Hillsborough: The Toppling Gate
April 6, 2013
by Martin Odoni
It’s a conversation every student of the Hillsborough Disaster has with a South Yorkshire Police apologist sooner or later. Yes, you’ll debunk the ‘ticketless masses’ crock, the ‘drunken mob’ myth, the ‘pushing and shoving’ fallacy (which invariably boils down to a fundamental misunderstanding of how crowd movements work in a confined space), and the ‘lateness’ lie. But your job will not be done until you have also addressed another claim they will resort to, one that displays a breath-taking ignorance of physical facts. Even when you’ve convinced the apologist that all evidence points to there being hardly any ticketless fans, minimal drunken behaviour, no pushing and shoving outwith the normal involuntary reflex to being in the middle of an overcrowded space, and that the Disaster’s genesis began nearly half an hour before kick-off, the apologist will still have to try and force mob behaviour into the equation somehow. At this stage, the retreat point will almost certainly be, “Well, the fans still shouldn’t have been in such a hurry to get in, should they? They shouldn’t have tried to force the gate! They were charging it so much it was about to fall over!” etc.
Now, leaving aside the fact that suddenly accusing the fans of “being in too much of a hurry to get in” rather contradicts the lateness accusation of “arriving at the last minute”, let us analyse the question of whether fans really did try to force the gate, and more importantly, whether the gate really was wobbling under the weight of a ‘mob’ and about to topple to the ground.
Chief Superintendent David Duckenfield, even as the Disaster was unfolding, infamously lied to the Chief Secretary of the FA, Graham Kelly, that fans had “forced an exit gate”. In the hours that followed, it was discovered that none of the exit gates showed any signs whatsoever of having been forced – that they were in fact completely undamaged. Duckenfield later admitted that he had made it up in order to avoid an awkward argument in the middle of a major emergency.

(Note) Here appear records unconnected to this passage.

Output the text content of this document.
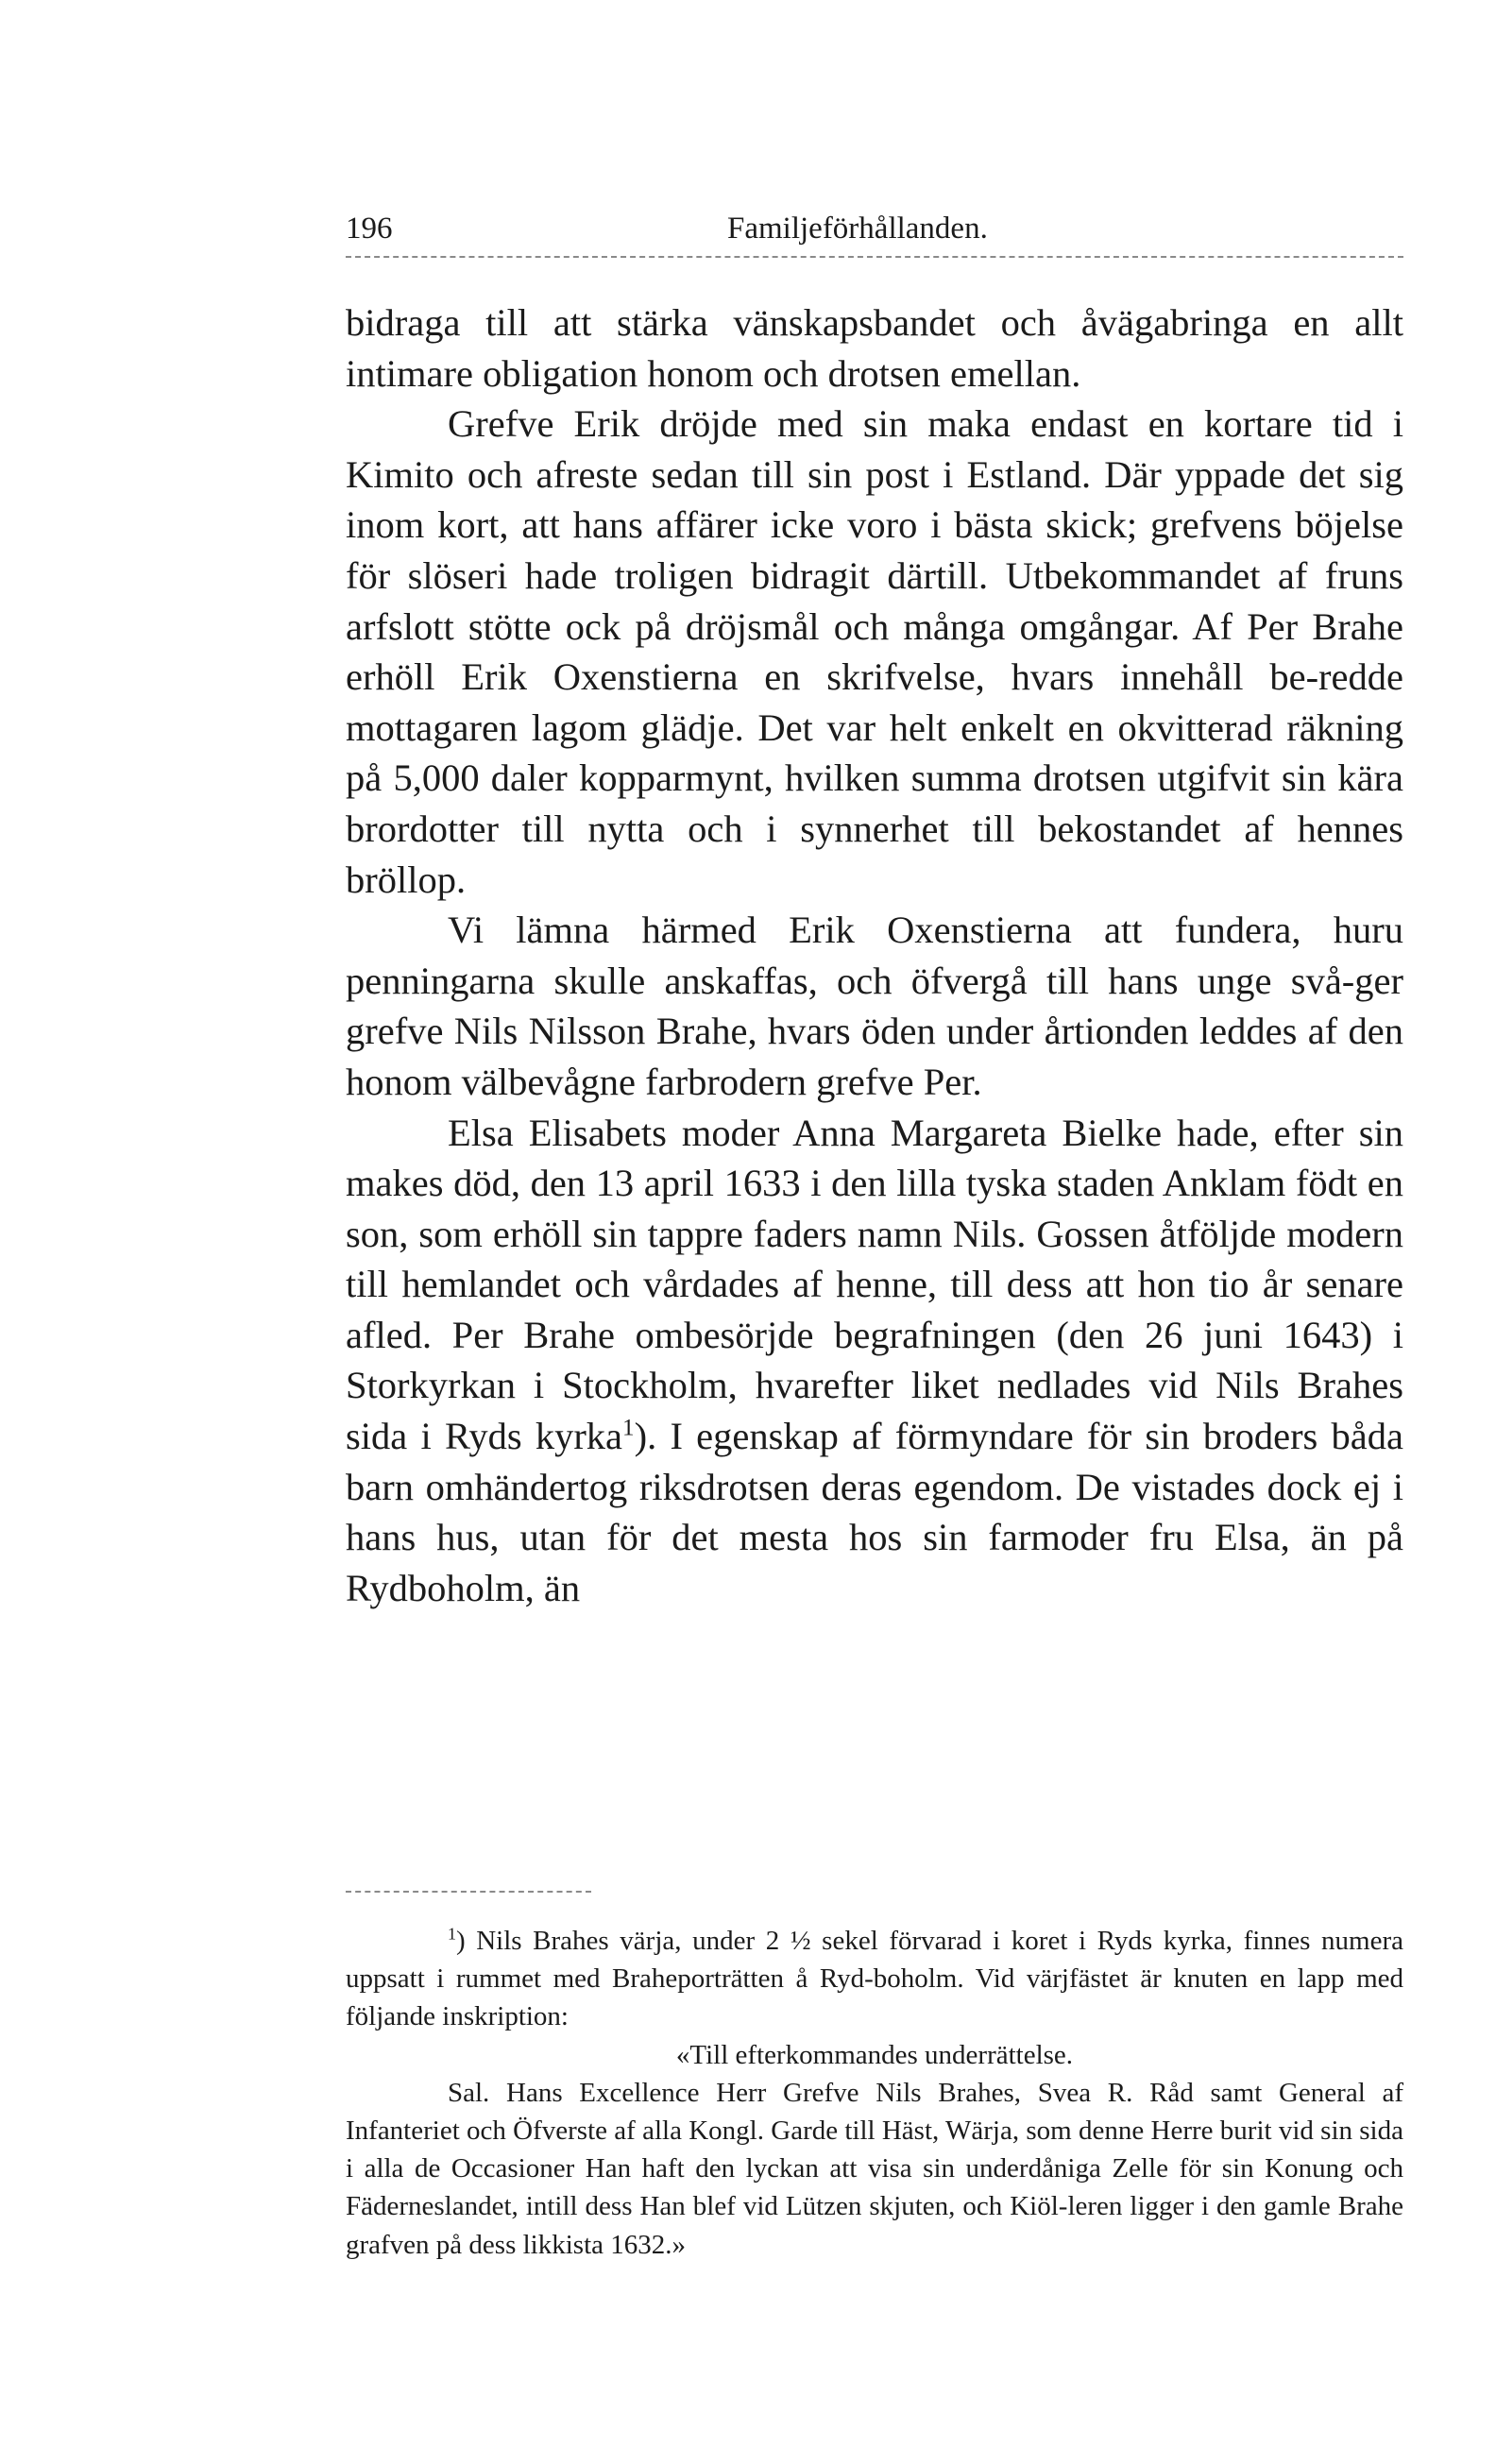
196	Familjeförhållanden.

bidraga till att stärka vänskapsbandet och åvägabringa en allt intimare obligation honom och drotsen emellan.

Grefve Erik dröjde med sin maka endast en kortare tid i Kimito och afreste sedan till sin post i Estland. Där yppade det sig inom kort, att hans affärer icke voro i bästa skick; grefvens böjelse för slöseri hade troligen bidragit därtill. Utbekommandet af fruns arfslott stötte ock på dröjsmål och många omgångar. Af Per Brahe erhöll Erik Oxenstierna en skrifvelse, hvars innehåll be-redde mottagaren lagom glädje. Det var helt enkelt en okvitterad räkning på 5,000 daler kopparmynt, hvilken summa drotsen utgifvit sin kära brordotter till nytta och i synnerhet till bekostandet af hennes bröllop.

Vi lämna härmed Erik Oxenstierna att fundera, huru penningarna skulle anskaffas, och öfvergå till hans unge svå-ger grefve Nils Nilsson Brahe, hvars öden under årtionden leddes af den honom välbevågne farbrodern grefve Per.

Elsa Elisabets moder Anna Margareta Bielke hade, efter sin makes död, den 13 april 1633 i den lilla tyska staden Anklam födt en son, som erhöll sin tappre faders namn Nils. Gossen åtföljde modern till hemlandet och vårdades af henne, till dess att hon tio år senare afled. Per Brahe ombesörjde begrafningen (den 26 juni 1643) i Storkyrkan i Stockholm, hvarefter liket nedlades vid Nils Brahes sida i Ryds kyrka$^1$). I egenskap af förmyndare för sin broders båda barn omhändertog riksdrotsen deras egendom. De vistades dock ej i hans hus, utan för det mesta hos sin farmoder fru Elsa, än på Rydboholm, än

$^1$) Nils Brahes värja, under 2 ½ sekel förvarad i koret i Ryds kyrka, finnes numera uppsatt i rummet med Braheporträtten å Ryd-boholm. Vid värjfästet är knuten en lapp med följande inskription:

«Till efterkommandes underrättelse.

Sal. Hans Excellence Herr Grefve Nils Brahes, Svea R. Råd samt General af Infanteriet och Öfverste af alla Kongl. Garde till Häst, Wärja, som denne Herre burit vid sin sida i alla de Occasioner Han haft den lyckan att visa sin underdåniga Zelle för sin Konung och Fäderneslandet, intill dess Han blef vid Lützen skjuten, och Kiöl-leren ligger i den gamle Brahe grafven på dess likkista 1632.»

However, in the weeks that followed, the South Yorkshire Police did start to put about the idea that the gate was opened because they were afraid that the fans outside the stadium were so out of control that they were about to charge the gate down, that it hadn’t been forced yet, but that it was weakening under the weight of fans charging it. This idea does appear to have taken a very firm root in the public consciousness.

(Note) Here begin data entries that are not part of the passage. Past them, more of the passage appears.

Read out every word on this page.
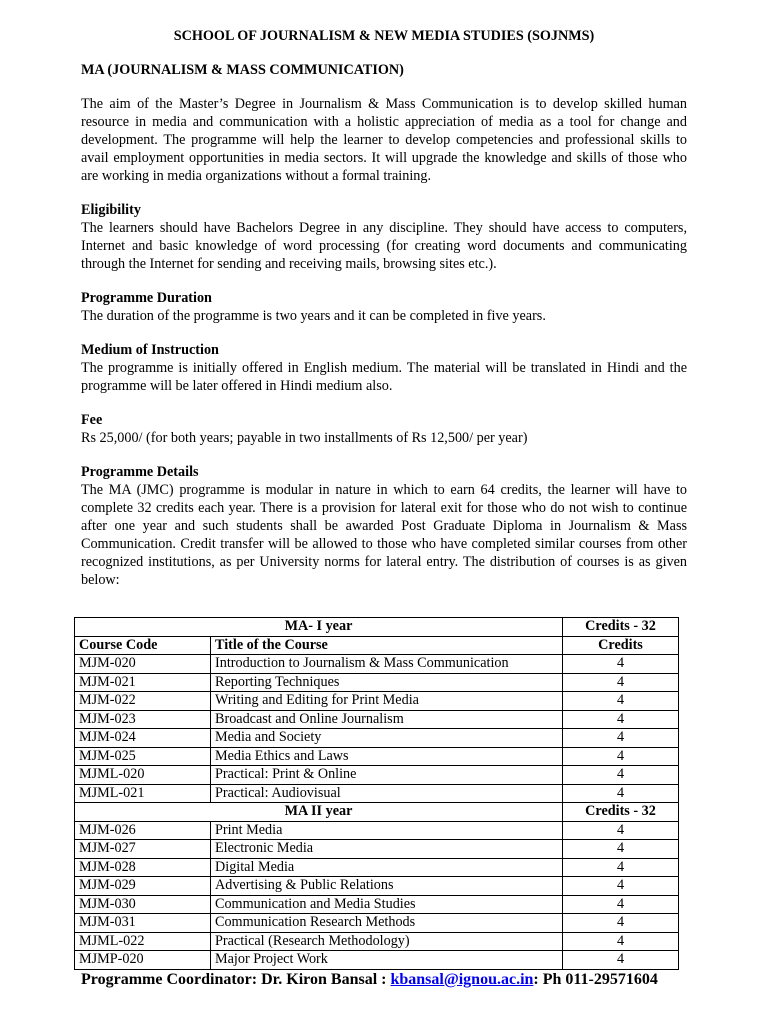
SCHOOL OF JOURNALISM & NEW MEDIA STUDIES (SOJNMS)

MA (JOURNALISM & MASS COMMUNICATION)

The aim of the Master’s Degree in Journalism & Mass Communication is to develop skilled human resource in media and communication with a holistic appreciation of media as a tool for change and development. The programme will help the learner to develop competencies and professional skills to avail employment opportunities in media sectors. It will upgrade the knowledge and skills of those who are working in media organizations without a formal training.

Eligibility

The learners should have Bachelors Degree in any discipline. They should have access to computers, Internet and basic knowledge of word processing (for creating word documents and communicating through the Internet for sending and receiving mails, browsing sites etc.).

Programme Duration

The duration of the programme is two years and it can be completed in five years.

Medium of Instruction

The programme is initially offered in English medium. The material will be translated in Hindi and the programme will be later offered in Hindi medium also.

Fee

Rs 25,000/ (for both years; payable in two installments of Rs 12,500/ per year)

Programme Details

The MA (JMC) programme is modular in nature in which to earn 64 credits, the learner will have to complete 32 credits each year. There is a provision for lateral exit for those who do not wish to continue after one year and such students shall be awarded Post Graduate Diploma in Journalism & Mass Communication. Credit transfer will be allowed to those who have completed similar courses from other recognized institutions, as per University norms for lateral entry. The distribution of courses is as given below:

MA- I year		Credits - 32
Course Code	Title of the Course	Credits
MJM-020	Introduction to Journalism & Mass Communication	4
MJM-021	Reporting Techniques	4
MJM-022	Writing and Editing for Print Media	4
MJM-023	Broadcast and Online Journalism	4
MJM-024	Media and Society	4
MJM-025	Media Ethics and Laws	4
MJML-020	Practical: Print & Online	4
MJML-021	Practical: Audiovisual	4
MA II year		Credits - 32
MJM-026	Print Media	4
MJM-027	Electronic Media	4
MJM-028	Digital Media	4
MJM-029	Advertising & Public Relations	4
MJM-030	Communication and Media Studies	4
MJM-031	Communication Research Methods	4
MJML-022	Practical (Research Methodology)	4
MJMP-020	Major Project Work	4
Programme Coordinator: Dr. Kiron Bansal : kbansal@ignou.ac.in: Ph 011-29571604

Here’s the problem that a lot of people seem to be unaware of. When they hear the word ‘gate’, they seem to imagine a garden gate or a country fence – a rickety wooden door on rusty hinges, say. The difficulty with this notion can be seen in this picture; –
Now this is actually Gate B rather than Gate C – I couldn’t find a clear image of Gate C from front-on – but all the exit gates at Hillsborough at the time followed the same basic design, and Gate B was the one that took the ‘brunt’ of the crowd pressure anyway. As you can see, the exit gates were made of far, far sterner stuff than rotting wood. They conformed to a heavy iron concertina design, protected by metallic frontal slats. Furthermore, if you look at the top of the gate, you can see that it was firmly railed-in by a solid steel frame connected into the wall itself.
The only way that this gate could be on the brink of ‘toppling over’ is if the wall as a whole was on the brink of collapsing too. But there was no trace of damage to that part of the wall at all. (Sheffield Wednesday later tried to claim compensation from the Football Association for some brick damage, but it was to a different part of the wall.) Even if the fans were charging the gate – which no witness who was actually in Leppings Lane at the time ever claimed to see – it would have been an utterly futile gesture. They would have done themselves far more damage than would be done to the gate. It would have needed a direct head-on collision by a speeding lorry to be sure of bringing down any of the Hillsborough exit gates.
There is not the slightest possibility that any exit gate at the Hillsborough stadium was on the brink of toppling over.
So this part of the Hillsborough myth is a complete non-starter, conclusively disproven by even the briefest perusal of the facts.